The most common example for this is authenticating users. With a cluster, the request for authentication comes to the master balancer process and gets sent to one worker. That worker will start recognizing the state of this user. However, when the same user makes another request, the load balancer will eventually send them to other workers which do not have them as authenticated. Keeping a reference to an authenticated user session in one instance memory is not going to work anymore.

This problem can be solved in many ways. We can simply share the state across the many workers we have by storing these sessions' information in a shared database or a Redis node. However, applying this strategy requires some code changes, which is not always an option.

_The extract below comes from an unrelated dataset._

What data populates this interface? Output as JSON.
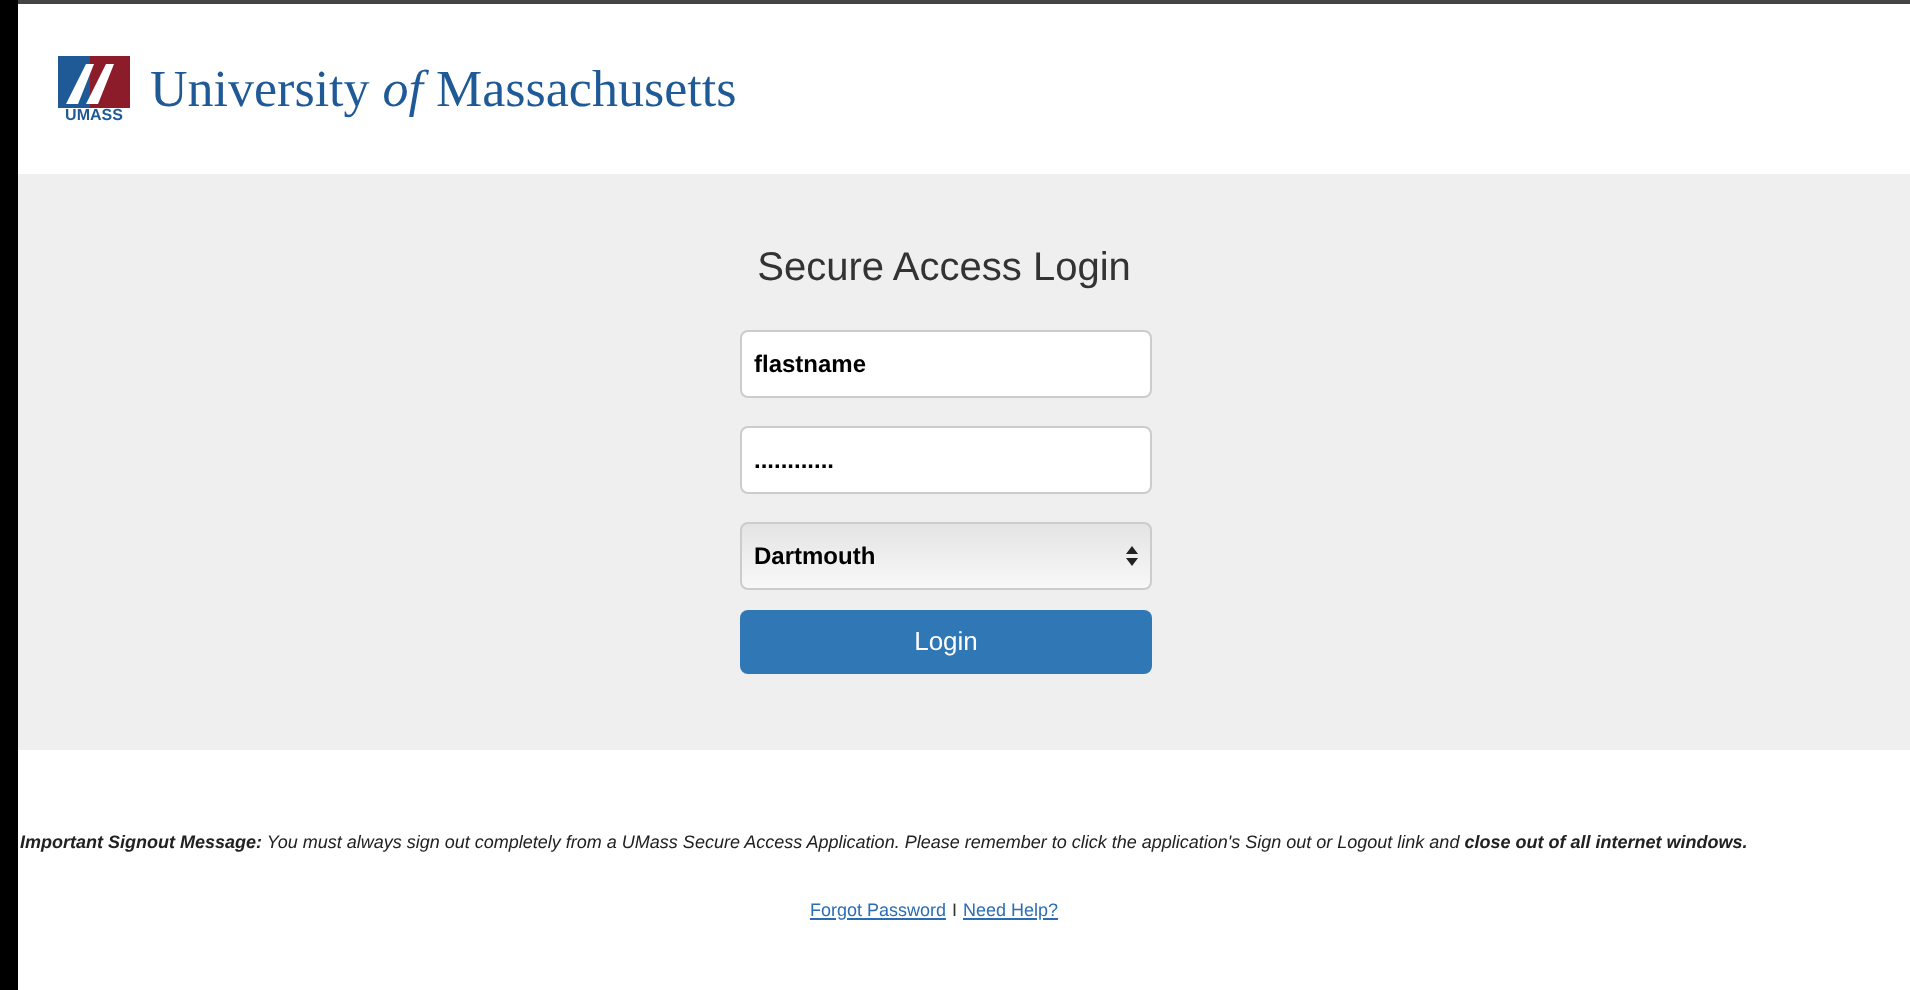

If you can’t do the code modifications needed to make a shared storage of sessions here, there is a less invasive but not as efficient strategy. You can use what’s known as **Sticky Load Balancing**. This is much simpler to implement as many load balancers support this strategy out of the box.

The idea is simple. When a user authenticates with a worker instance, we keep a record of that relation on the load balancer level. Then, when the same user sends a new request, we do a lookup in this record to figure out which server has their session authenticated and keep sending them to that server instead of the normal distributed behavior. This way, the code on the server side does not have to be changed, but we don’t really get the benefit of load balancing for authenticated users here, so only use sticky load balancing if you have no other option.

The cluster module actually does not support sticky load balancing, but a few other load balancers can be configured to do sticky load balancing by default.